Toyota shows that evolution enablement isn't about collecting knowledge—it's about designing systems where insights flow, combine, and create continuous organizational learning.
Here's what I've learned: these six dimensions work in concert. Environmental scanning without experimentation leads to analysis paralysis. Network orchestration without unmet needs insights creates elaborate solutions to non-problems. Resilience without elasticity becomes mere stubbornness.
The companies that truly endure master all six dimensions, using them as a comprehensive approach to strategic thinking rather than a checklist to complete. The challenge, as always, is that the right answer for each dimension requires deep understanding of the tools, techniques, and methods that match your specific context—not blindly copying some "best practice" from the latest business book. Experience, humility, and trusting your own "slow hunch" pay dividends here.
If you're building a company or leading transformation, consider these questions:
Environmental Exploration: Who in your organization acts as sentries for change? How do you systematically monitor shifts in technology, regulation, and customer behavior?

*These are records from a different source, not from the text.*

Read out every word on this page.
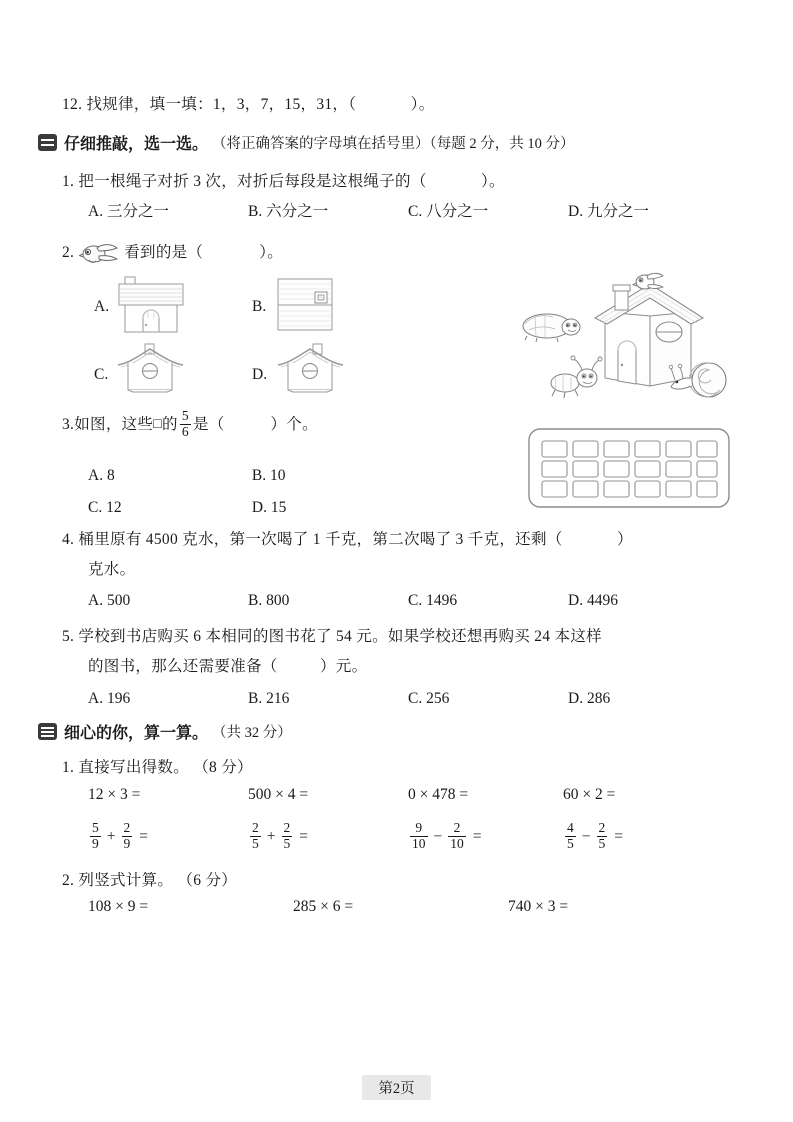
12. 找规律，填一填：1，3，7，15，31，（	）。
仔细推敲，选一选。 （将正确答案的字母填在括号里）（每题 2 分，共 10 分）
1. 把一根绳子对折 3 次，对折后每段是这根绳子的（	）。
A. 三分之一	B. 六分之一	C. 八分之一	D. 九分之一
2.	看到的是（	）。
A.	B.
C.	D.
3. 如图，这些 □ 的 $\frac{5}{6}$ 是（	）个。
A. 8	B. 10
C. 12	D. 15
4. 桶里原有 4500 克水，第一次喝了 1 千克，第二次喝了 3 千克，还剩（	）
克水。
A. 500	B. 800	C. 1496	D. 4496
5. 学校到书店购买 6 本相同的图书花了 54 元。如果学校还想再购买 24 本这样
的图书，那么还需要准备（	）元。
A. 196	B. 216	C. 256	D. 286
细心的你，算一算。 （共 32 分）
1. 直接写出得数。 （8 分）
12 × 3 =	500 × 4 =	0 × 478 =	60 × 2 =
$\frac{5}{9} + \frac{2}{9}$ =	$\frac{2}{5} + \frac{2}{5}$ =	$\frac{9}{10} - \frac{2}{10}$ =	$\frac{4}{5} - \frac{2}{5}$ =
2. 列竖式计算。 （6 分）
108 × 9 =	285 × 6 =	740 × 3 =
第2页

Network Orchestration: What diverse networks are you tapping into? How do you create "liquid networks" where ideas can collide and combine?
Disruptive Experimentation: Are you systematically challenging your assumptions? What impossible things are you experimenting with? And are you experimenting to learn or prove you're right? The latter seldom works.
Unmet Needs Insight: Are you observing what customers struggle with, not just what they say they want? And have your customers become resigned to accepting a situation because no one has ever questioned it?
Resilience: Does your culture view setbacks as learning opportunities? How do you institutionalize growth mindset?
Elasticity: How does knowledge flow through your organization? Are you optimizing for learning or hoarding?
After 30+ years in innovation, I'm convinced that enduring advantage doesn't come from moving faster—it comes from moving more strategically across all these dimensions, trusting your intuition and being willing to test and learn.
What dimension of ENDURE is strongest in your organization? Which needs the most attention?